Wendy came to Washington to study at American University in D.C. Her career began in radio with her strong, euphonic voice emanating from the airwaves at WAMU and WTOP.

When she started at News4, however, it was clear that Wendy belonged in front of the camera.

You may remember Wendy’s unique coverage of hurricanes up and down the East Coast. She also reported from the Olympics in Brazil, a royal wedding in England and she chased news from New Zealand to Vietnam.

And, for 20 years, she was that fun engaging friend to check in with every evening at 5 o’clock. Her first desk partner was Susan Kidd and then she spent 14 years with the guy she calls “Handly.”

The chemistry between Wendy and Jim Handly was magical from the start. The News4 Team could hear their howling laugher from the makeup room to the newsroom.

Wendy was spontaneous and fun, but she also knew her stuff.

Producers always knew Wendy could adlib complicated foreign policy news or a breaking political story. She was one of the first television journalists to regularly cover the environment through her breakthrough series, Going Green.

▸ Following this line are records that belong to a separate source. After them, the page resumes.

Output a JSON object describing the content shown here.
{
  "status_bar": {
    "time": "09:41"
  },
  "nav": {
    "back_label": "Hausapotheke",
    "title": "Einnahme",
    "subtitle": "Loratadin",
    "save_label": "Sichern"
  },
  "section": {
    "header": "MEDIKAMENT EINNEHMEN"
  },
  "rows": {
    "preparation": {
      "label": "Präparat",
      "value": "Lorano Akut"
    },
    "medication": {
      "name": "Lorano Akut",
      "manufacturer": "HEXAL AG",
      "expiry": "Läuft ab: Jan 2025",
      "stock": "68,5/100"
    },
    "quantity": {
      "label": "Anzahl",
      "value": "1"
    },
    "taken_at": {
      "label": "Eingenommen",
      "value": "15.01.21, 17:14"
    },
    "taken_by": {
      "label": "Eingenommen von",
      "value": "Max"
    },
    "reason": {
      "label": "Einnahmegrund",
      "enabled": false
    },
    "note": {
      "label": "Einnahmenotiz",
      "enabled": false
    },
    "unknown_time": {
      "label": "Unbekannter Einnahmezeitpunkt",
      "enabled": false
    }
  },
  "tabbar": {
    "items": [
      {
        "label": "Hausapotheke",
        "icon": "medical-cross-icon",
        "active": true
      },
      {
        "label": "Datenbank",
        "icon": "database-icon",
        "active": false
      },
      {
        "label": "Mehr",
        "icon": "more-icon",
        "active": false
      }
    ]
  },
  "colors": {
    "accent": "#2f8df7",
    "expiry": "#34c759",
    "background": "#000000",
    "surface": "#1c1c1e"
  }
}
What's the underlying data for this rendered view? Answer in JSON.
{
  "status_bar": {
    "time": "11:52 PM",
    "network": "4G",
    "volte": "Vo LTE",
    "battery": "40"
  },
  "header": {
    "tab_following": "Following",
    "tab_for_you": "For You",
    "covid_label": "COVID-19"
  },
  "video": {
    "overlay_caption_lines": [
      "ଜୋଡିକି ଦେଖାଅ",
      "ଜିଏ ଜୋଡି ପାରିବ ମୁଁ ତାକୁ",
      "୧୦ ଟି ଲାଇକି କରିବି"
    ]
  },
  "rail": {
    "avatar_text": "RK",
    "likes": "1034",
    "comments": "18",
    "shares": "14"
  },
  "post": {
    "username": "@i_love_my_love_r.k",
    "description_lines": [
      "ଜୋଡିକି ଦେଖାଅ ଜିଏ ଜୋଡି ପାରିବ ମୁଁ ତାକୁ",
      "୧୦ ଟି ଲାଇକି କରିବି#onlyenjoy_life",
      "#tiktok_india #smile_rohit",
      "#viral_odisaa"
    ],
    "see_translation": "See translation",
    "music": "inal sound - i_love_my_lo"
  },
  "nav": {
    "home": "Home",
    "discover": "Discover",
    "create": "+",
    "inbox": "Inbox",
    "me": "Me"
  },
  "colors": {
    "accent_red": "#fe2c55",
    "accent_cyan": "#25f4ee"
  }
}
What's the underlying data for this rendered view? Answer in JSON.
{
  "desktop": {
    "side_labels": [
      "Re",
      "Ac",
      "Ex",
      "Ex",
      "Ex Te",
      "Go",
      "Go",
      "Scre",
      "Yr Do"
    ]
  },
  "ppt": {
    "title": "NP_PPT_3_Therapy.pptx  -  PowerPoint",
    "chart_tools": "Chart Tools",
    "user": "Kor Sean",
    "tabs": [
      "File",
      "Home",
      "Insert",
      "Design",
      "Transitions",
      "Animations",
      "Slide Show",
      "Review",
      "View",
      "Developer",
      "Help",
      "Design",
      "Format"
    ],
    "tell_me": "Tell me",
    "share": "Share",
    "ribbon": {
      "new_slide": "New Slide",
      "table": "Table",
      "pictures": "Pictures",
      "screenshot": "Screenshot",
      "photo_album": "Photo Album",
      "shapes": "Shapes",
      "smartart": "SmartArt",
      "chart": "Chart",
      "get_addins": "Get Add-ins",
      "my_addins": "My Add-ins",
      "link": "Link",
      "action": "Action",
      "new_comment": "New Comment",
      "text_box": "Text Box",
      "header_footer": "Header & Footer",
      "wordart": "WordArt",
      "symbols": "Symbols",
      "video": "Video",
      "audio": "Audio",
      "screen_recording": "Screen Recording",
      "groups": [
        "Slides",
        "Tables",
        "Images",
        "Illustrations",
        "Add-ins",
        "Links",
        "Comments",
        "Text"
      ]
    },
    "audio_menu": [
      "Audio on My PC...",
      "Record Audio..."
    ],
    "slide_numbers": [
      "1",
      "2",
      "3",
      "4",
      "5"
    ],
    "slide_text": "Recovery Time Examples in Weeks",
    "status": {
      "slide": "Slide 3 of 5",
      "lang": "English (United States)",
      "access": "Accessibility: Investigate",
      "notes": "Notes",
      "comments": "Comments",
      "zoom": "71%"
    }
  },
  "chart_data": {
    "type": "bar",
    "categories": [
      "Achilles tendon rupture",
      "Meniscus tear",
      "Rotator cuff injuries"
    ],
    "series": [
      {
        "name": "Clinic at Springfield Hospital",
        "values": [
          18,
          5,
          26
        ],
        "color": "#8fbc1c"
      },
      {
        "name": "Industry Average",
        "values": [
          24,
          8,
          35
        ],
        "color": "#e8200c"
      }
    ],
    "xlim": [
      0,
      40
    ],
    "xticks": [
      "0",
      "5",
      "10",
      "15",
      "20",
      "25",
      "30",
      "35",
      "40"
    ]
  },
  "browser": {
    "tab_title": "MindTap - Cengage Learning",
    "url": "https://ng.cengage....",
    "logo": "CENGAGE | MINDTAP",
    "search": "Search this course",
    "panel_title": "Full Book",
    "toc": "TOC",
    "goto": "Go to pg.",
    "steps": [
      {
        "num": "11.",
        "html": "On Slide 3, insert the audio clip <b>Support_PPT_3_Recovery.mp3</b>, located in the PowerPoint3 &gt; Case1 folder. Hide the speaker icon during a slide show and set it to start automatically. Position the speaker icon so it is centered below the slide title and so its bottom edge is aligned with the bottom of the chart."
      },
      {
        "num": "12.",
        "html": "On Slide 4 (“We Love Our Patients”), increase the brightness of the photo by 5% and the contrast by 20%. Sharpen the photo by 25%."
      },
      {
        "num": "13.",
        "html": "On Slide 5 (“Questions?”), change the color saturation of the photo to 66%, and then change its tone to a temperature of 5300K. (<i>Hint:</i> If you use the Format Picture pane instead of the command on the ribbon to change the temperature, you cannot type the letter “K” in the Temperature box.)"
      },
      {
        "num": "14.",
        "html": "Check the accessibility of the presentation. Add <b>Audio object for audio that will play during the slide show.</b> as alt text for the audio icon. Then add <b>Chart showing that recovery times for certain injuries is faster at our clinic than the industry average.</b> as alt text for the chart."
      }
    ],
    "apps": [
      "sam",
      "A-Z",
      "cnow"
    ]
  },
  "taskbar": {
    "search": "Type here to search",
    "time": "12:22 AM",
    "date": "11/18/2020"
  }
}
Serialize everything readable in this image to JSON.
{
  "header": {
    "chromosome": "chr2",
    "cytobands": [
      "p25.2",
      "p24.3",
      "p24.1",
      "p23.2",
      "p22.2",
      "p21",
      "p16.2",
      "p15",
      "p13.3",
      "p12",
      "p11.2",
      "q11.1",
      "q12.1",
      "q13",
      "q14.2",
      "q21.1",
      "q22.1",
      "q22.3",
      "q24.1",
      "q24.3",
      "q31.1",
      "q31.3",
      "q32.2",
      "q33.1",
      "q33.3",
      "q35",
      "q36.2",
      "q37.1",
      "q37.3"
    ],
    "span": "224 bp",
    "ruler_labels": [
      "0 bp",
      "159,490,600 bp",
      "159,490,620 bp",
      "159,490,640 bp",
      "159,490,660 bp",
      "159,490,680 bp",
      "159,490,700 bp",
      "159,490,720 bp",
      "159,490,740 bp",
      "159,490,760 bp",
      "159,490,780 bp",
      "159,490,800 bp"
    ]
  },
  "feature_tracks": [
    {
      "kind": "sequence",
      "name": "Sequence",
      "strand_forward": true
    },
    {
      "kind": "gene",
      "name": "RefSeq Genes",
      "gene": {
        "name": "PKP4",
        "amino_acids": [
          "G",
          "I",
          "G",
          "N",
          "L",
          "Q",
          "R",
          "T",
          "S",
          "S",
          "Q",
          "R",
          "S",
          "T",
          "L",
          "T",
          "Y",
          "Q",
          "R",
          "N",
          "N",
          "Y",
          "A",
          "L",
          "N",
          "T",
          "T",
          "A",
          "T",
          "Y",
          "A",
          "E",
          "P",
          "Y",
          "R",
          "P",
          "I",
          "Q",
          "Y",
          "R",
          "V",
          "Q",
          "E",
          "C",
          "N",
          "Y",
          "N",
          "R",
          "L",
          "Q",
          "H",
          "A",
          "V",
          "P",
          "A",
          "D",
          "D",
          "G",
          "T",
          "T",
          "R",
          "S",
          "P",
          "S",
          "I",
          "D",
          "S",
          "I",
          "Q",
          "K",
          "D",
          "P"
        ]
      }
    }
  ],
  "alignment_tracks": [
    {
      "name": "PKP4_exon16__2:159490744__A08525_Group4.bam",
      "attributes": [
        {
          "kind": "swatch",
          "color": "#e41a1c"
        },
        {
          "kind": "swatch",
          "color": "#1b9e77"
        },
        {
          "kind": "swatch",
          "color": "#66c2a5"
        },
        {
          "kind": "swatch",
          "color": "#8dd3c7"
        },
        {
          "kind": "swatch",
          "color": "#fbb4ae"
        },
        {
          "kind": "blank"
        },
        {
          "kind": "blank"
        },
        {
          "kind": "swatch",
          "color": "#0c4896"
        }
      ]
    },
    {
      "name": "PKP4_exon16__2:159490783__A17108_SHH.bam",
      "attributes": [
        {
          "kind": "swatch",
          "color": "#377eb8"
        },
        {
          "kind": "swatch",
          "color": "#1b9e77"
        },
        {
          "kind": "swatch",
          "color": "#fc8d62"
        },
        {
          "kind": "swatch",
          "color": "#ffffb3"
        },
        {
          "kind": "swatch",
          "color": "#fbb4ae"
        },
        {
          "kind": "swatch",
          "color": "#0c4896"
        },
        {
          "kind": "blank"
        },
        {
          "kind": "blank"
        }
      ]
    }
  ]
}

And oh, could she write. Her scripts were the standard that her colleagues aspired to reach. Jim Vance, our late colleague, described Wendy’s talent as “finely skilled.”

The last story Wendy wrote was a heartfelt reflection on our late colleague Joe Krebs. She was going to miss his funeral that week because she wasn’t feeling well.

It turned out that a brain tumor was the cause of her symptoms. The diagnosis came just a few months after Wendy had open heart surgery. Wendy talked about that surgery with News4 viewers because she wanted to warn people to pay attention to their symptoms.

Through all of that — on TV and off — Wendy showed us just what kind of strength she had. When she signed off the air after 33 years, we saw our strong, smart, creative and curious friend look back with pride and ahead with hope.

Her cancer returned just a few months after that magical day.

In a note to the newsroom, she wrote this: “As you know, I have lived my life big and loud. It is my nature. And I’ve had a blast. But a stillness has come over me that is profound and potent. I didn’t know I could be this quiet. Life is not always a test. It is a teaching. I must learn this lesson with grace.  And I will.”

And you did, Wendy. You did with the grace and dignity we will never forget.